National Hero of Azerbaijan

Ruslan Hamid oglu Muradov (Muradov Ruslan Həmid oğlu; 27 June 1973, Mingachevir, Azerbaijan SSR – 22 August 1992, Papravənd, Agdam, Azerbaijan) was the National Hero of Azerbaijan and a warrior during the First Nagorno-Karabakh War.

== Early life and education ==
Muradov was born on 27 June 1973 in Mingachevir, Azerbaijan SSR. In 1990, he completed his secondary education in Mingachevir. He later worked at Mingachevir Technical Rubber Plant, where his father worked. He joined Azerbaijani Armed Forces in 1992 and was appointed to the Papravand village of Agdam District.

Muradov was single.

== First Nagorno-Karabakh War ==
When Armenians attacked the territory of Azerbaijan, Muradov voluntarily joined the Azerbaijani Armed Forces and was sent to participate in the battles around the village of Papravand of Agdam District. The village was released from Armenian soldiers.

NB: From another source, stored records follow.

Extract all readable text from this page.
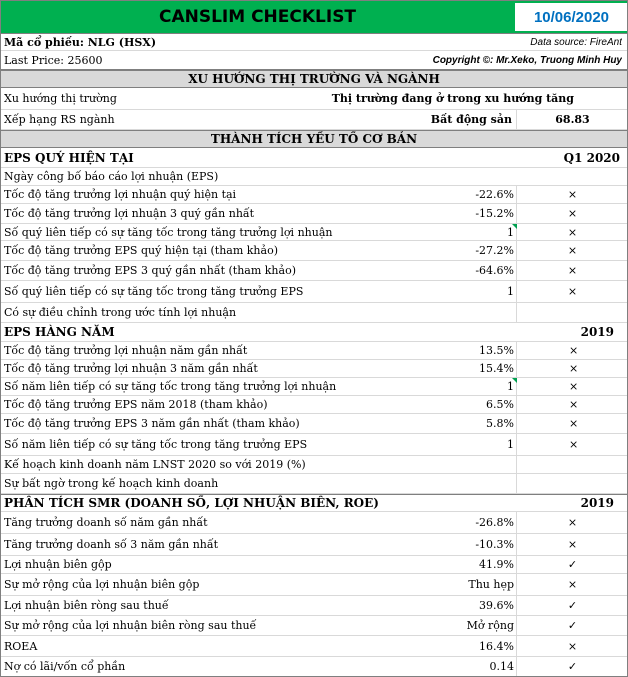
CANSLIM CHECKLIST	10/06/2020
Mã cổ phiếu: NLG (HSX)	Data source: FireAnt
Last Price: 25600	Copyright ©: Mr.Xeko, Truong Minh Huy
XU HƯỚNG THỊ TRƯỜNG VÀ NGÀNH
Xu hướng thị trường	Thị trường đang ở trong xu hướng tăng
Xếp hạng RS ngành	Bất động sản	68.83
THÀNH TÍCH YẾU TỐ CƠ BẢN
EPS QUÝ HIỆN TẠI	Q1 2020
Ngày công bố báo cáo lợi nhuận (EPS)
Tốc độ tăng trưởng lợi nhuận quý hiện tại	-22.6%	×
Tốc độ tăng trưởng lợi nhuận 3 quý gần nhất	-15.2%	×
Số quý liên tiếp có sự tăng tốc trong tăng trưởng lợi nhuận	1	×
Tốc độ tăng trưởng EPS quý hiện tại (tham khảo)	-27.2%	×
Tốc độ tăng trưởng EPS 3 quý gần nhất (tham khảo)	-64.6%	×
Số quý liên tiếp có sự tăng tốc trong tăng trưởng EPS	1	×
Có sự điều chỉnh trong ước tính lợi nhuận
EPS HÀNG NĂM	2019
Tốc độ tăng trưởng lợi nhuận năm gần nhất	13.5%	×
Tốc độ tăng trưởng lợi nhuận 3 năm gần nhất	15.4%	×
Số năm liên tiếp có sự tăng tốc trong tăng trưởng lợi nhuận	1	×
Tốc độ tăng trưởng EPS năm 2018 (tham khảo)	6.5%	×
Tốc độ tăng trưởng EPS 3 năm gần nhất (tham khảo)	5.8%	×
Số năm liên tiếp có sự tăng tốc trong tăng trưởng EPS	1	×
Kế hoạch kinh doanh năm LNST 2020 so với 2019 (%)
Sự bất ngờ trong kế hoạch kinh doanh
PHÂN TÍCH SMR (DOANH SỐ, LỢI NHUẬN BIÊN, ROE)	2019
Tăng trưởng doanh số năm gần nhất	-26.8%	×
Tăng trưởng doanh số 3 năm gần nhất	-10.3%	×
Lợi nhuận biên gộp	41.9%	✓
Sự mở rộng của lợi nhuận biên gộp	Thu hẹp	×
Lợi nhuận biên ròng sau thuế	39.6%	✓
Sự mở rộng của lợi nhuận biên ròng sau thuế	Mở rộng	✓
ROEA	16.4%	×
Nợ có lãi/vốn cổ phần	0.14	✓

In 1992, one of the aircraft belonging to Azerbaijan fled to the territory controlled by Armenian soldiers and was shot down. A group of Azerbaijani soldiers was sent to rescue the wounded.

Muradov was killed during the battles for Papravand on 22 August 1992.

== Honors ==
Ruslan Hamid oglu Muradov was posthumously awarded the title of the "National Hero of Azerbaijan" by Presidential Decree No. 290 dated 6 November 1992.

He was buried at a Martyrs' Lane cemetery in Mingachevir. The Secondary School No. 15 in Mingachevir was named after him.